The Politics of Canadian Public Policy
Description
$30.00
ISBN 0-8020-2485-8
Publisher
Year
Contributor
Douglas A. Ross was a political scientist living in Burnaby, B.C.
Review
This book is clearly aimed at the senior undergraduate textbook market. As such, it provides a useful overview of a number of hitherto neglected issue-areas and a defensible if somewhat too conventional review of the current trends in policy analysis. Atkinson and Chandler introduce the eleven essays that follow with the briefest of comparisons of neo-Marxist and pluralist images of the role of the state in Canadian society, and they then proceed to justify the great diversity in analytical approaches in the book as being reflective of the inherent lack of homogeneity in the field. Ideologies, bureaucratic organization per se, interest group activity of various types, the condition of federal-provincial relations, and so forth, are all treated as relevant variables in the formulation of policy explanations. Determinants of policy, the substance of policy types, variation in policy instruments, and variation in policy impact are all deemed worthy of systematic inquiry: “The object of this collection of essays is to explore the roles of the state in a variety of policy settings, and to provide an overview of different approaches to the analysis of the policy process... In the belief that there is no one path to policy development or any single compelling explanatory theory, we have chosen to survey a range of substantive fields and analytical questions” (p. 15).
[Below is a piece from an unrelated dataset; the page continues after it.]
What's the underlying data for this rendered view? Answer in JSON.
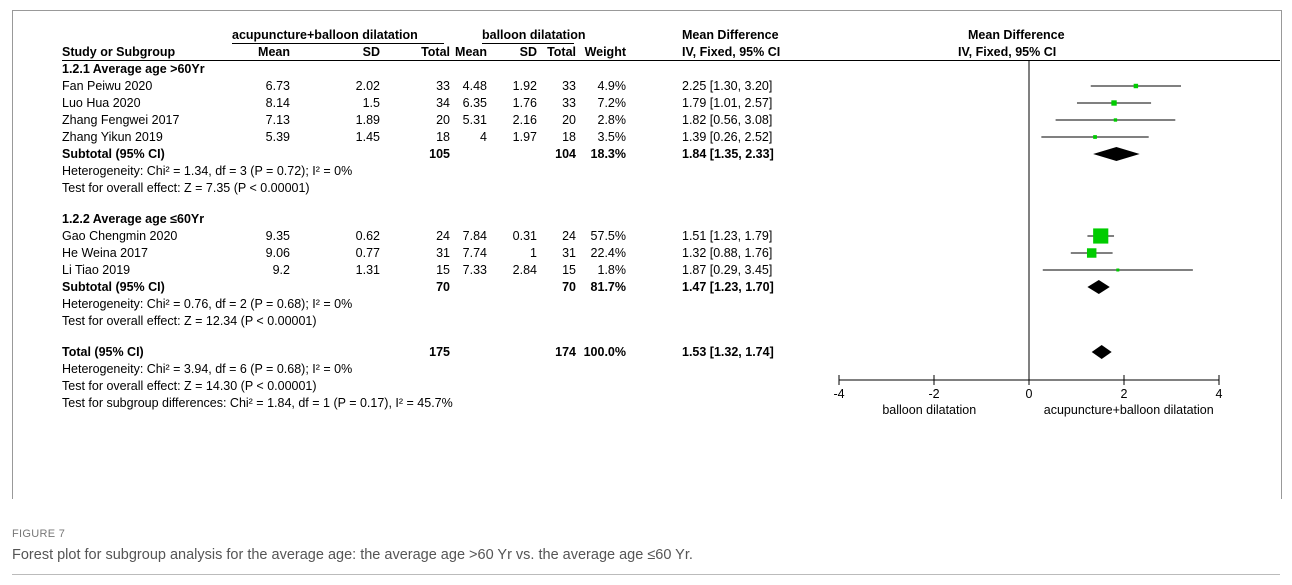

Such eclecticism, however commendable in introductory textbooks surveying a disparate subject domain, is less than satisfying.
The substantive areas covered in the volume include: William Coleman’s analysis of the evolution of language policy in Quebec as a response to demands from the capitalist elite; Marsha Chandler’s balanced investigation of the influence of political ideologies, the existence of resource rents, and the exigencies of “province-building” on provincial resource policies; Dale Poel’s assessment of the role of lobbying by professionals and the state of federal-provincial relations as determinants of legal aid policy; a study by Arpad Abonyi and Michael Atkinson of the “defensive and adaptive” tendency of Canadian industry toward technological innovation and governmental efforts to improve industrial performance; a concise but thorough dissection of fisheries policy in the Atlantic region by Susan McCorquodale; Kenneth Woodside’s lucid and judiciously handled analysis of the differential impact of tax incentives and direct subsidies; an overview of the rationales for the selection of crown corporations as policy instruments by J.R.S. Prichard and M.J. Trebilcock; Geoffrey Weller’s and Pranlal Manga’s historical review of health policy; and, finally, Simon McInnes’s assessment of the dominance of resource exploitation in Ottawa’s northern development policy. Two other papers address more theoretical concerns: the rudiments of public choice theory, by Mark Sproule-Jones, and the problem of program evaluation, by John Mayne and Robert S. Mayne.
Overall, the quality of writing is high and the level of analysis sophisticated although not exciting. Most of the contributors have avoided obfuscatory jargon. The book is not long and it might usefully have been expanded to include “public policy” analysis of other important issue-areas: for example, foreign policy, defence policy, industrial development and foreign ownership policy, and trade policy — to name but four.